If you'd like to manipulate the queries in some advanced way (e.g. to modify the AST of a parsed query) you can use the gem as a dependency.

>> require 'hsql'
>> file = HSQL::File.parse_file('./simple.sql', 'development')
>> query = file.queries.first;
>> query.to_s
=> "INSERT INTO jackdanger_summaries SELECT count(*) FROM interesting_information"
>> query.ast
=> {
    "INSERT INTO" => {
             "relation" => {
            "RANGEVAR" => {
                    "schemaname" => nil,
                       "relname" => "jackdanger_summaries",
                        "inhOpt" => 2,
                "relpersistence" => "p",
                         "alias" => nil,
                      "location" => 13
            }
        },
                 "cols" => nil,
           "selectStmt" => {
            "SELECT" => {
                "distinctClause" => nil,
                    "intoClause" => nil,
                    "targetList" => [
                    [0] {
                        "RESTARGET" => {
                                   "name" => nil,
                            "indirection" => nil,
                                    "val" => {
                                "FUNCCALL" => {
                                            "funcname" => [
                                        [0] "count"

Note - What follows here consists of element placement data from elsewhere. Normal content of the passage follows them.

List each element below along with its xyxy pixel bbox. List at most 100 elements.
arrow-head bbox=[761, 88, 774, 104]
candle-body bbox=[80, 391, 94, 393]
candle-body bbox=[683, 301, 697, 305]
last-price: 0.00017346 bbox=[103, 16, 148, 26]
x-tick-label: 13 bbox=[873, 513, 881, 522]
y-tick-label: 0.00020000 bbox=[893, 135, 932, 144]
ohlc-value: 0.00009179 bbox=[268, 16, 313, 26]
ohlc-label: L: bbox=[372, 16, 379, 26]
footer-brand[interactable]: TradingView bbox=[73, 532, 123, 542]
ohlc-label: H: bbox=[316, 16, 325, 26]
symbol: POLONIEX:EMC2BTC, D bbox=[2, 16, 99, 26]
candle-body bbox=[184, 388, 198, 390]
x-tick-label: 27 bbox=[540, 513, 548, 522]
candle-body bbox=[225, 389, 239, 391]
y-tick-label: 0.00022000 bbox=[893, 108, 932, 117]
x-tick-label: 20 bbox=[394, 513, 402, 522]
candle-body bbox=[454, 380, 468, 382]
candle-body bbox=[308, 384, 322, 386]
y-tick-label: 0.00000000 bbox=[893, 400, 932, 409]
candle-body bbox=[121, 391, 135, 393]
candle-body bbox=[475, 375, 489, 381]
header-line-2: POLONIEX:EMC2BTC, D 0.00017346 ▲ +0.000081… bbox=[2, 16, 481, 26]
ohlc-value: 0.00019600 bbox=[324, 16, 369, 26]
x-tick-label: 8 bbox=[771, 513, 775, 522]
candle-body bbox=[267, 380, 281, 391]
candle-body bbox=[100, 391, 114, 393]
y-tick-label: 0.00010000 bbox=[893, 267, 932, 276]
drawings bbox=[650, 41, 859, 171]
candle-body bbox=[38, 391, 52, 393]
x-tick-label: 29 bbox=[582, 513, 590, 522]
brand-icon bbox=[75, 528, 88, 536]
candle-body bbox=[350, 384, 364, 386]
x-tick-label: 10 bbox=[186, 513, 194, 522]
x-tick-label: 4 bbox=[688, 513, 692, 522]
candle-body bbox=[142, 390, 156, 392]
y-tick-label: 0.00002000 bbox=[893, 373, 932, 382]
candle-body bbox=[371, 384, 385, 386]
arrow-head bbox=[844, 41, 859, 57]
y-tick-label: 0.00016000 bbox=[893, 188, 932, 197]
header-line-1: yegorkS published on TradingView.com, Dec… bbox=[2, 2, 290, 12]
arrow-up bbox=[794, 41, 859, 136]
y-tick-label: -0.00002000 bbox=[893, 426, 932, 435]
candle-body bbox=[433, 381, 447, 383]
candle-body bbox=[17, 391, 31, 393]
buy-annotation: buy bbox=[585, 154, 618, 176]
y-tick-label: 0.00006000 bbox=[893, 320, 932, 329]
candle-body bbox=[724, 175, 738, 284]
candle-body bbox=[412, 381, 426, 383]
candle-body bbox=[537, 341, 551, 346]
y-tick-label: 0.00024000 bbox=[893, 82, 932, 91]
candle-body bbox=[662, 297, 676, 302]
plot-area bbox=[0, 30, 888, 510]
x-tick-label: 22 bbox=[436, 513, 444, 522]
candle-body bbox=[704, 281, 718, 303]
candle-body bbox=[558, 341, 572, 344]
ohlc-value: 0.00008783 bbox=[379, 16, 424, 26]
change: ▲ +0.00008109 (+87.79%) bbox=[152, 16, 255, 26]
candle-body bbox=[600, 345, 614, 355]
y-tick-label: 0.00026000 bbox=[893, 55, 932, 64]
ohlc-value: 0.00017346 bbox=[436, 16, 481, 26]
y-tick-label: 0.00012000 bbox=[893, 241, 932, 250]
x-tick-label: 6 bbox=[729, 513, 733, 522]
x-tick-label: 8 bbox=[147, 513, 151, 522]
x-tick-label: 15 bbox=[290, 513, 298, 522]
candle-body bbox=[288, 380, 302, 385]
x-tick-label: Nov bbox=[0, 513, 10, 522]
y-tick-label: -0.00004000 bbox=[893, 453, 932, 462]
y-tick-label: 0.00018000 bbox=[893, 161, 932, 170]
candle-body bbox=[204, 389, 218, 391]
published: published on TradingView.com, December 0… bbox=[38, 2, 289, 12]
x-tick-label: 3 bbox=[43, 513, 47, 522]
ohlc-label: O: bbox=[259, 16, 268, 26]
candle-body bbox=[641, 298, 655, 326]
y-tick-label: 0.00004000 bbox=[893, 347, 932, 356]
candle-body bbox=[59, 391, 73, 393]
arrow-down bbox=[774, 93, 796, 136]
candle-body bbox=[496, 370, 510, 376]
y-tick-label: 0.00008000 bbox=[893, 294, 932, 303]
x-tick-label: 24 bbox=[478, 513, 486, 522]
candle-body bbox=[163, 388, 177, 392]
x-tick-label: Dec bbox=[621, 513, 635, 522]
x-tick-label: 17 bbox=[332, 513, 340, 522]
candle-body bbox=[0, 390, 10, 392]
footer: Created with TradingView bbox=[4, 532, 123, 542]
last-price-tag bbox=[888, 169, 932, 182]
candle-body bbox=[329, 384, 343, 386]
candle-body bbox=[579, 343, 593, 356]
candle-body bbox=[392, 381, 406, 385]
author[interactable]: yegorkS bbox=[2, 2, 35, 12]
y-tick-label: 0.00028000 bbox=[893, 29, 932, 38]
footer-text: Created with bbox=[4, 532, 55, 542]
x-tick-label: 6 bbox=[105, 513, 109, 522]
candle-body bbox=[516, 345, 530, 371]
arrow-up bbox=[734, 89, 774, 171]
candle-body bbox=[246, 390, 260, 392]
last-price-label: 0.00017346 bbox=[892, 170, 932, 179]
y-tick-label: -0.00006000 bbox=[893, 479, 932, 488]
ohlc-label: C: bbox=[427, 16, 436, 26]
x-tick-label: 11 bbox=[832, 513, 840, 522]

                                    ],
                                                "args" => nil,
                                           "agg_order" => nil,
                                          "agg_filter" => nil,
                                    "agg_within_group" => false,
                                            "agg_star" => true,
                                        "agg_distinct" => false,
                                       "func_variadic" => false,
                                                "over" => nil,
                                            "location" => 79
                                }
                            },
                               "location" => 79
                        }
                    }
                ],
                    "fromClause" => [
                    [0] {
                        "RANGEVAR" => {
                                "schemaname" => nil,
                                   "relname" => "interesting_information",
                                    "inhOpt" => 2,
                            "relpersistence" => "p",
                                     "alias" => nil,
                                  "location" => 95
                        }
                    }
                ],
                   "whereClause" => nil,
                   "groupClause" => nil,
                  "havingClause" => nil,
                  "windowClause" => nil,
                   "valuesLists" => nil,
                    "sortClause" => nil,
                   "limitOffset" => nil,
                    "limitCount" => nil,
                 "lockingClause" => nil,
                    "withClause" => nil,
                            "op" => 0,
                           "all" => false,
                          "larg" => nil,
                          "rarg" => nil
            }
        },
        "returningList" => nil,
           "withClause" => nil
    }
}
>> query.ast['INSERT INTO']['relation']['RANGEVAR']['relname'] = 'othertable'
=> "othertable"
>> query.to_s
=> "INSERT INTO othertable SELECT count(*) FROM interesting_information"

Please don't hesitate to open a PR or issue for any reason. New contributors and bug fixes are welcome. Forks of this project will be celebrated.